THE RAVENS have discovered that you can't grow grass in Baltimore. We're tempted to say, "Welcome to the club," but in fact we have neighbors who do a fine job of it. True, they don't have a bunch of fearsomely clad athletes churning it up every Sunday, but, hey, weekly football isn't exactly a new concept in Baltimore, and grass has always done perfectly well here - and in a couple of thousand other places around the United States, too.

Somehow, though, the Ravens have concluded that there's something about the Russell Street environs in November that makes an ordinary field unmanageable - too many bad grass days, apparently - and they're opting to put a Canadian company's polyethylene version down instead.

Well, fine. Purists will howl, and surely images of Johnny Unitas and Memorial Stadium on one of those rainy, trench-warfare, real-men-can-take-it kind of days will be invoked. But those were the Colts. To the purist, we say: Does the phrase Cleveland Browns mean anything to you? It wasn't purity that brought them to Baltimore, pal.

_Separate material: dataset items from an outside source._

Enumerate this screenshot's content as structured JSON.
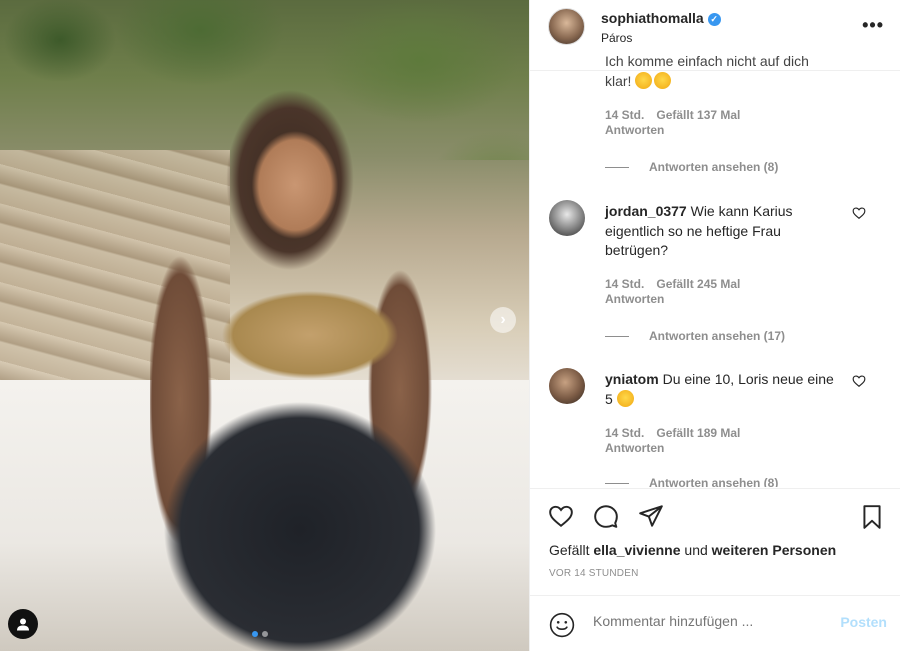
{
  "post": {
    "username": "sophiathomalla",
    "location": "Páros",
    "more_label": "•••"
  },
  "comments": [
    {
      "text_partial": "Ich komme einfach nicht auf dich",
      "text_end": "klar!",
      "time": "14 Std.",
      "likes": "Gefällt 137 Mal",
      "reply": "Antworten",
      "view_replies": "Antworten ansehen (8)"
    },
    {
      "username": "jordan_0377",
      "text": "Wie kann Karius eigentlich so ne heftige Frau betrügen?",
      "time": "14 Std.",
      "likes": "Gefällt 245 Mal",
      "reply": "Antworten",
      "view_replies": "Antworten ansehen (17)"
    },
    {
      "username": "yniatom",
      "text": "Du eine 10, Loris neue eine 5",
      "time": "14 Std.",
      "likes": "Gefällt 189 Mal",
      "reply": "Antworten",
      "view_replies": "Antworten ansehen (8)"
    }
  ],
  "likes": {
    "prefix": "Gefällt",
    "user": "ella_vivienne",
    "middle": "und",
    "suffix": "weiteren Personen"
  },
  "timestamp": "VOR 14 STUNDEN",
  "add_comment": {
    "placeholder": "Kommentar hinzufügen ...",
    "post_label": "Posten"
  },
  "colors": {
    "verified": "#3897f0",
    "muted": "#8e8e8e",
    "post_disabled": "#b2dffc"
  }
}
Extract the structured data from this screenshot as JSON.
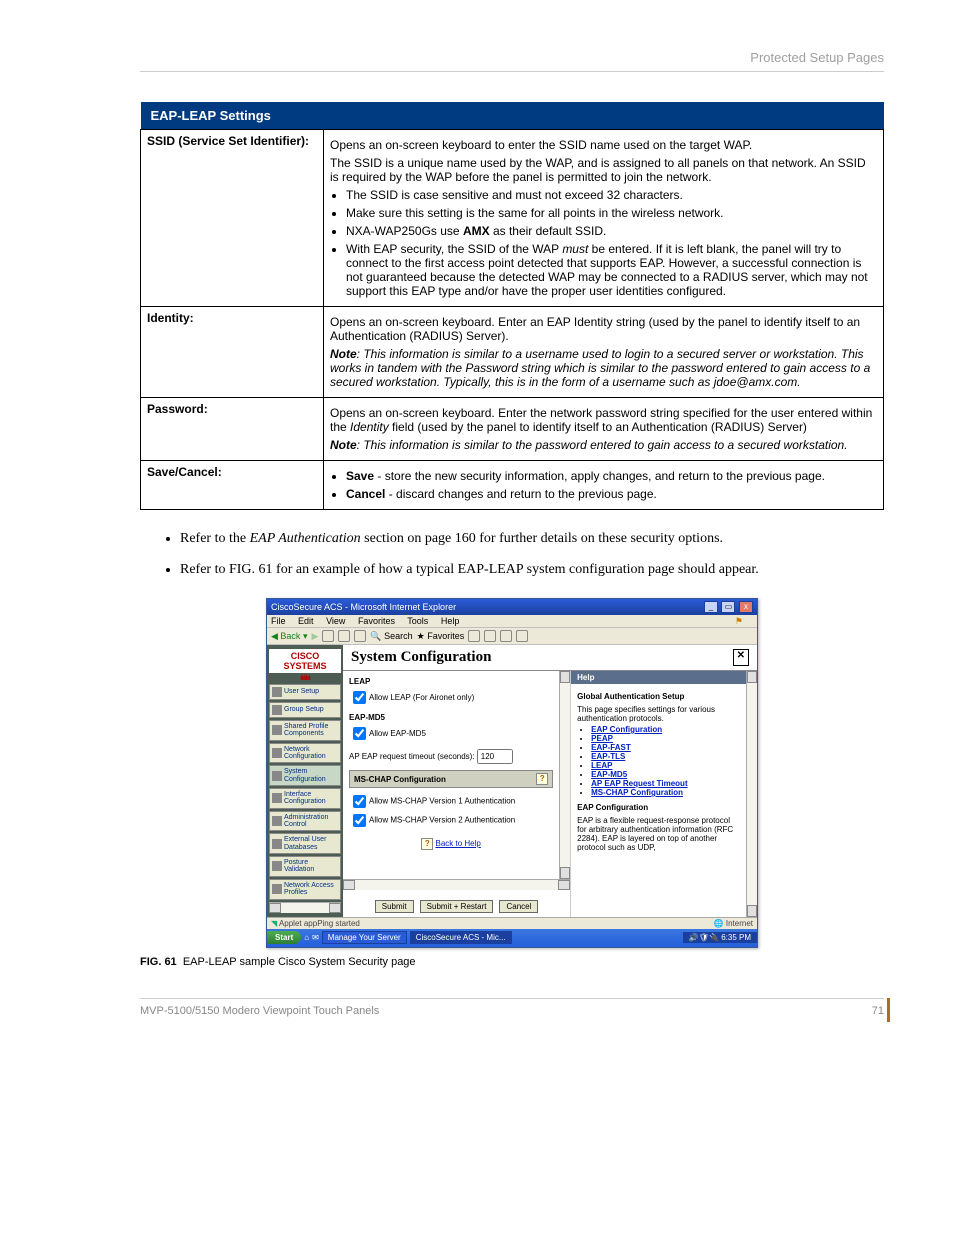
{
  "page_header": "Protected Setup Pages",
  "table_title": "EAP-LEAP Settings",
  "rows": {
    "ssid_label": "SSID (Service Set Identifier):",
    "ssid_p1": "Opens an on-screen keyboard to enter the SSID name used on the target WAP.",
    "ssid_p2": "The SSID is a unique name used by the WAP, and is assigned to all panels on that network. An SSID is required by the WAP before the panel is permitted to join the network.",
    "ssid_b1": "The SSID is case sensitive and must not exceed 32 characters.",
    "ssid_b2": "Make sure this setting is the same for all points in the wireless network.",
    "ssid_b3_a": "NXA-WAP250Gs use ",
    "ssid_b3_b": "AMX",
    "ssid_b3_c": " as their default SSID.",
    "ssid_b4_a": "With EAP security, the SSID of the WAP ",
    "ssid_b4_b": "must",
    "ssid_b4_c": " be entered. If it is left blank, the panel will try to connect to the first access point detected that supports EAP. However, a successful connection is not guaranteed because the detected WAP may be connected to a RADIUS server, which may not support this EAP type and/or have the proper user identities configured.",
    "identity_label": "Identity:",
    "id_p1": "Opens an on-screen keyboard. Enter an EAP Identity string (used by the panel to identify itself to an Authentication (RADIUS) Server).",
    "id_note_a": "Note",
    "id_note_b": ": This information is similar to a username used to login to a secured server or workstation. This works in tandem with the Password string which is similar to the password entered to gain access to a secured workstation. Typically, this is in the form of a username such as jdoe@amx.com.",
    "pw_label": "Password:",
    "pw_p1_a": "Opens an on-screen keyboard. Enter the network password string specified for the user entered within the ",
    "pw_p1_b": "Identity",
    "pw_p1_c": " field (used by the panel to identify itself to an Authentication (RADIUS) Server)",
    "pw_note_a": "Note",
    "pw_note_b": ": This information is similar to the password entered to gain access to a secured workstation.",
    "sc_label": "Save/Cancel:",
    "sc_b1_a": "Save",
    "sc_b1_b": " - store the new security information, apply changes, and return to the previous page.",
    "sc_b2_a": "Cancel",
    "sc_b2_b": " - discard changes and return to the previous page."
  },
  "bullet1_a": "Refer to the ",
  "bullet1_b": "EAP Authentication",
  "bullet1_c": " section on page 160 for further details on these security options.",
  "bullet2": "Refer to FIG. 61 for an example of how a typical EAP-LEAP system configuration page should appear.",
  "fig_label": "FIG. 61",
  "fig_caption": "EAP-LEAP sample Cisco System Security page",
  "footer_left": "MVP-5100/5150 Modero Viewpoint  Touch Panels",
  "footer_right": "71",
  "ie": {
    "title": "CiscoSecure ACS - Microsoft Internet Explorer",
    "menu": [
      "File",
      "Edit",
      "View",
      "Favorites",
      "Tools",
      "Help"
    ],
    "back": "Back",
    "search": "Search",
    "fav": "Favorites",
    "cisco": "CISCO SYSTEMS",
    "sidebar": [
      "User Setup",
      "Group Setup",
      "Shared Profile Components",
      "Network Configuration",
      "System Configuration",
      "Interface Configuration",
      "Administration Control",
      "External User Databases",
      "Posture Validation",
      "Network Access Profiles"
    ],
    "sys_title": "System Configuration",
    "leap_head": "LEAP",
    "leap_cb": "Allow LEAP (For Aironet only)",
    "eapmd5_head": "EAP-MD5",
    "eapmd5_cb": "Allow EAP-MD5",
    "ap_timeout": "AP EAP request timeout (seconds):",
    "ap_timeout_val": "120",
    "mschap_title": "MS-CHAP Configuration",
    "mschap_cb1": "Allow MS-CHAP Version 1 Authentication",
    "mschap_cb2": "Allow MS-CHAP Version 2 Authentication",
    "back_help": "Back to Help",
    "submit": "Submit",
    "submit_restart": "Submit + Restart",
    "cancel": "Cancel",
    "help": "Help",
    "help_topic": "Global Authentication Setup",
    "help_desc": "This page specifies settings for various authentication protocols.",
    "help_links": [
      "EAP Configuration",
      "PEAP",
      "EAP-FAST",
      "EAP-TLS",
      "LEAP",
      "EAP-MD5",
      "AP EAP Request Timeout",
      "MS-CHAP Configuration"
    ],
    "help_sec2_head": "EAP Configuration",
    "help_sec2_body": "EAP is a flexible request-response protocol for arbitrary authentication information (RFC 2284). EAP is layered on top of another protocol such as UDP,",
    "status_left": "Applet appPing started",
    "status_right": "Internet",
    "start": "Start",
    "task1": "Manage Your Server",
    "task2": "CiscoSecure ACS - Mic...",
    "clock": "6:35 PM"
  }
}
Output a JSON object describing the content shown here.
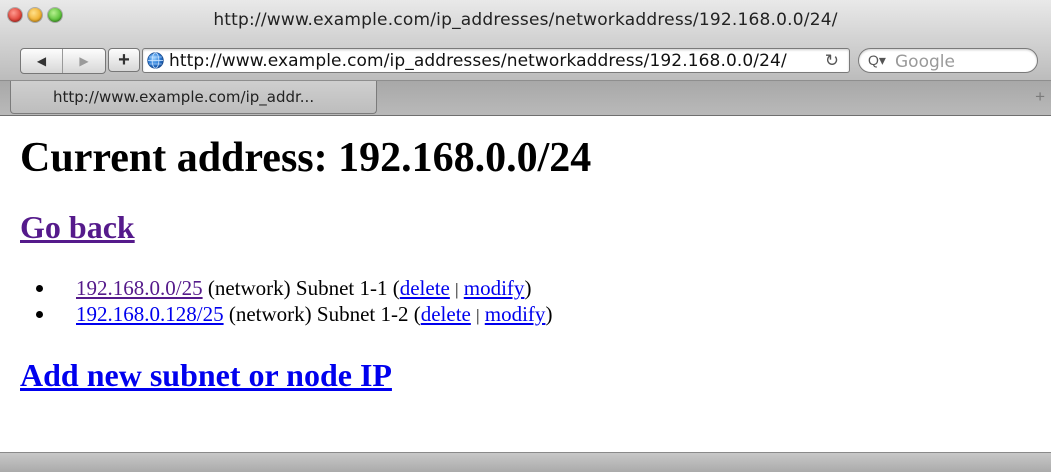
{
  "window": {
    "title": "http://www.example.com/ip_addresses/networkaddress/192.168.0.0/24/"
  },
  "toolbar": {
    "back_icon": "◀",
    "forward_icon": "▶",
    "add_icon": "+",
    "url": "http://www.example.com/ip_addresses/networkaddress/192.168.0.0/24/",
    "reload_icon": "↻",
    "search_icon": "Q▾",
    "search_placeholder": "Google"
  },
  "tabs": [
    {
      "label": "http://www.example.com/ip_addr..."
    }
  ],
  "tabstrip": {
    "new_tab_icon": "+"
  },
  "page": {
    "heading": "Current address: 192.168.0.0/24",
    "go_back": "Go back",
    "subnets": [
      {
        "address": "192.168.0.0/25",
        "text": "(network) Subnet 1-1 (",
        "delete": "delete",
        "separator": "|",
        "modify": "modify",
        "close": ")"
      },
      {
        "address": "192.168.0.128/25",
        "text": "(network) Subnet 1-2 (",
        "delete": "delete",
        "separator": "|",
        "modify": "modify",
        "close": ")"
      }
    ],
    "add_new": "Add new subnet or node IP"
  }
}
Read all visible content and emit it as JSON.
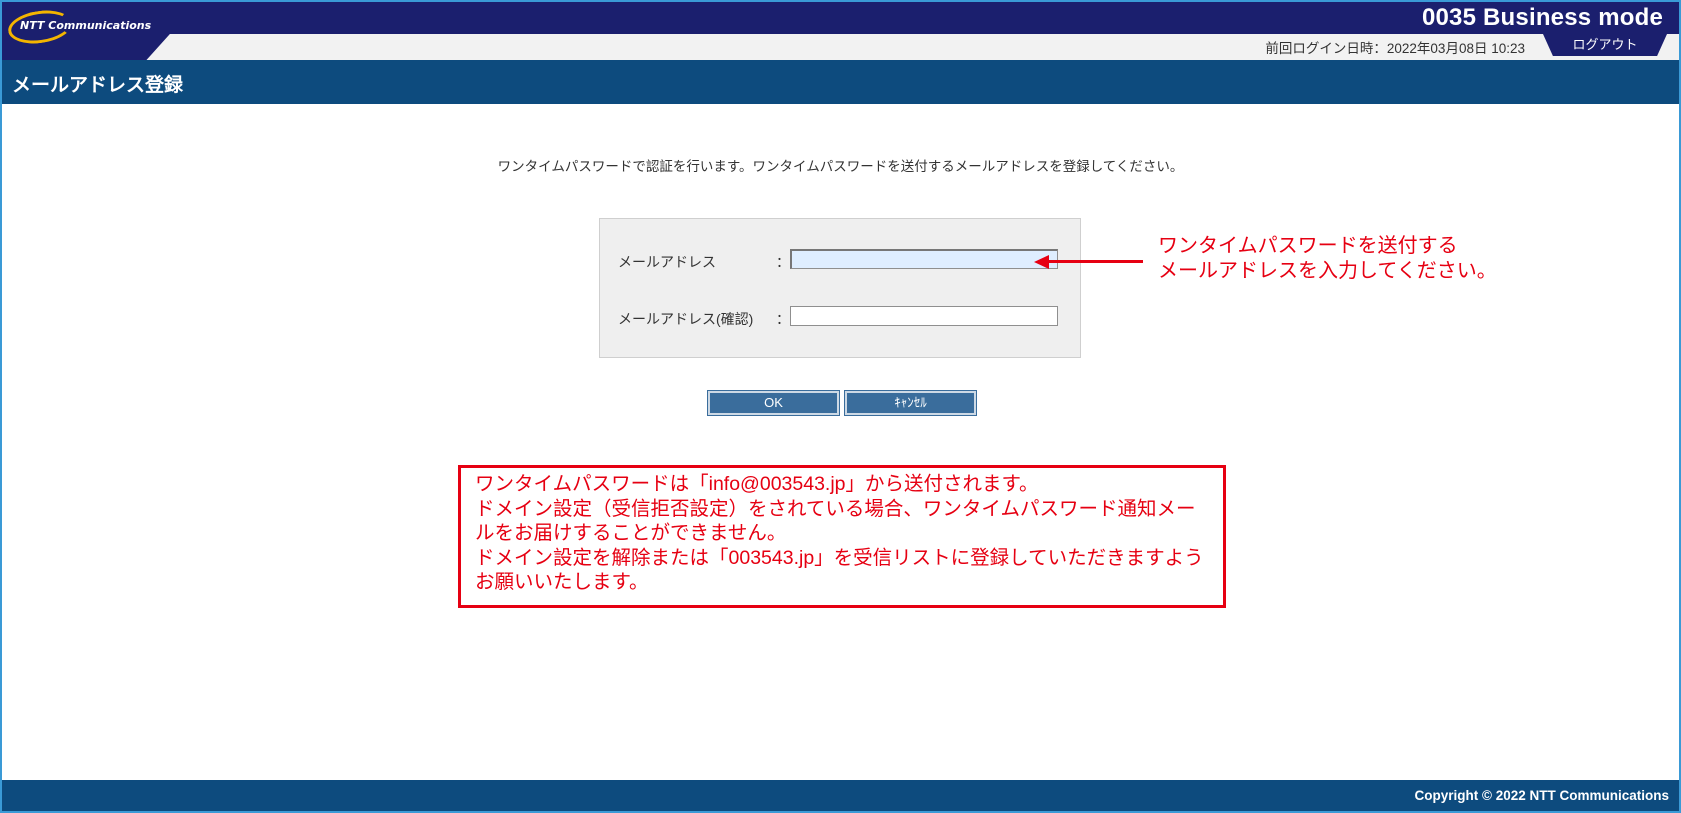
{
  "header": {
    "logo_text": "NTT Communications",
    "brand": "0035 Business mode",
    "last_login": "前回ログイン日時：2022年03月08日 10:23",
    "logout_label": "ログアウト"
  },
  "page": {
    "title": "メールアドレス登録",
    "instruction": "ワンタイムパスワードで認証を行います。ワンタイムパスワードを送付するメールアドレスを登録してください。"
  },
  "form": {
    "email_label": "メールアドレス",
    "email_confirm_label": "メールアドレス(確認)",
    "colon": "：",
    "email_value": "",
    "email_confirm_value": ""
  },
  "buttons": {
    "ok_label": "OK",
    "cancel_label": "ｷｬﾝｾﾙ"
  },
  "callout": {
    "line1": "ワンタイムパスワードを送付する",
    "line2": "メールアドレスを入力してください。"
  },
  "notice": {
    "line1": "ワンタイムパスワードは「info@003543.jp」から送付されます。",
    "line2": "ドメイン設定（受信拒否設定）をされている場合、ワンタイムパスワード通知メールをお届けすることができません。",
    "line3": "ドメイン設定を解除または「003543.jp」を受信リストに登録していただきますようお願いいたします。"
  },
  "footer": {
    "copyright": "Copyright © 2022 NTT Communications"
  },
  "colors": {
    "navy": "#1b1f6e",
    "title_bar": "#0d4b7e",
    "button": "#3a6d9c",
    "annotation_red": "#e60012"
  }
}
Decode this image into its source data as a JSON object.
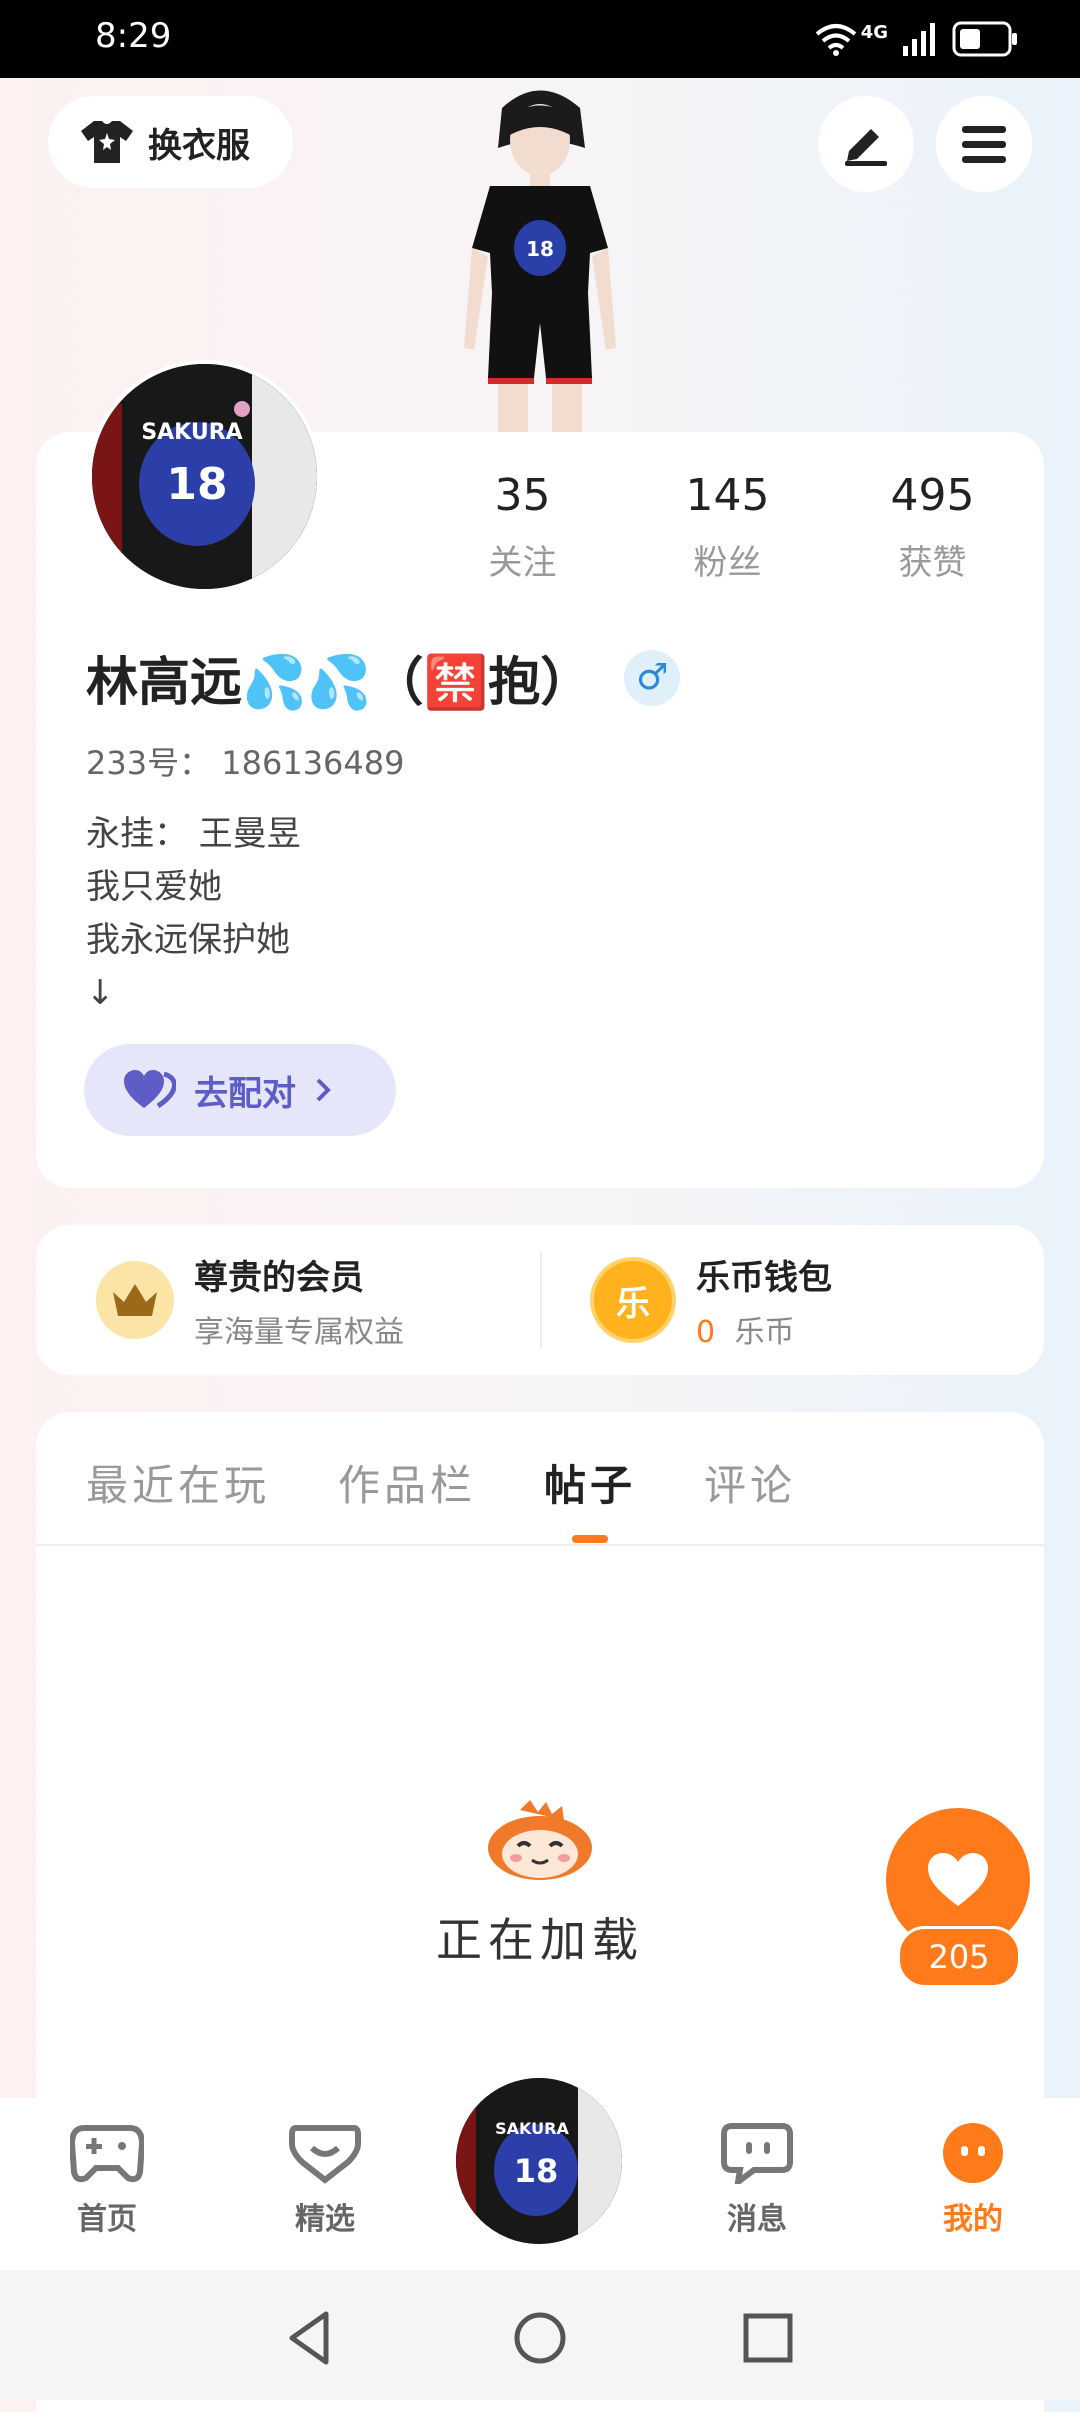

Face it. PSINet Stadium - oops! - Ravens Stadium is not exactly a temple to football tradition. If Red Grange had played there, or Jim Brown, or Art Donovan - heck, if the young Kurt L. Schmoke had skippered City past Poly there - it'd be worth holding on to the grass.

But it's a 21st century football palace, and can anyone point to anything natural about the place? Why make the grass suffer?

OK. Let's be honest. There are two good reasons to favor grass. Bad bounces is one of them - but let's call them lucky bounces, and, after all, it doesn't seem quite American without lucky bounces, does it?

And the other is that mud happens when it rains. Everybody loves mudball. Watching mudball is like watching figure-eight races at the stock car track on a Saturday night. It's compellingly awful. You can't wait for something to go wrong - and isn't that what life's really about? Who doesn't feel disappointed watching a bunch of guys run around in the rain on a field so phony and glaringly perfect that it might as well be a computer-digitized image?

Grass, schmass. It's the dirt we're gonna miss.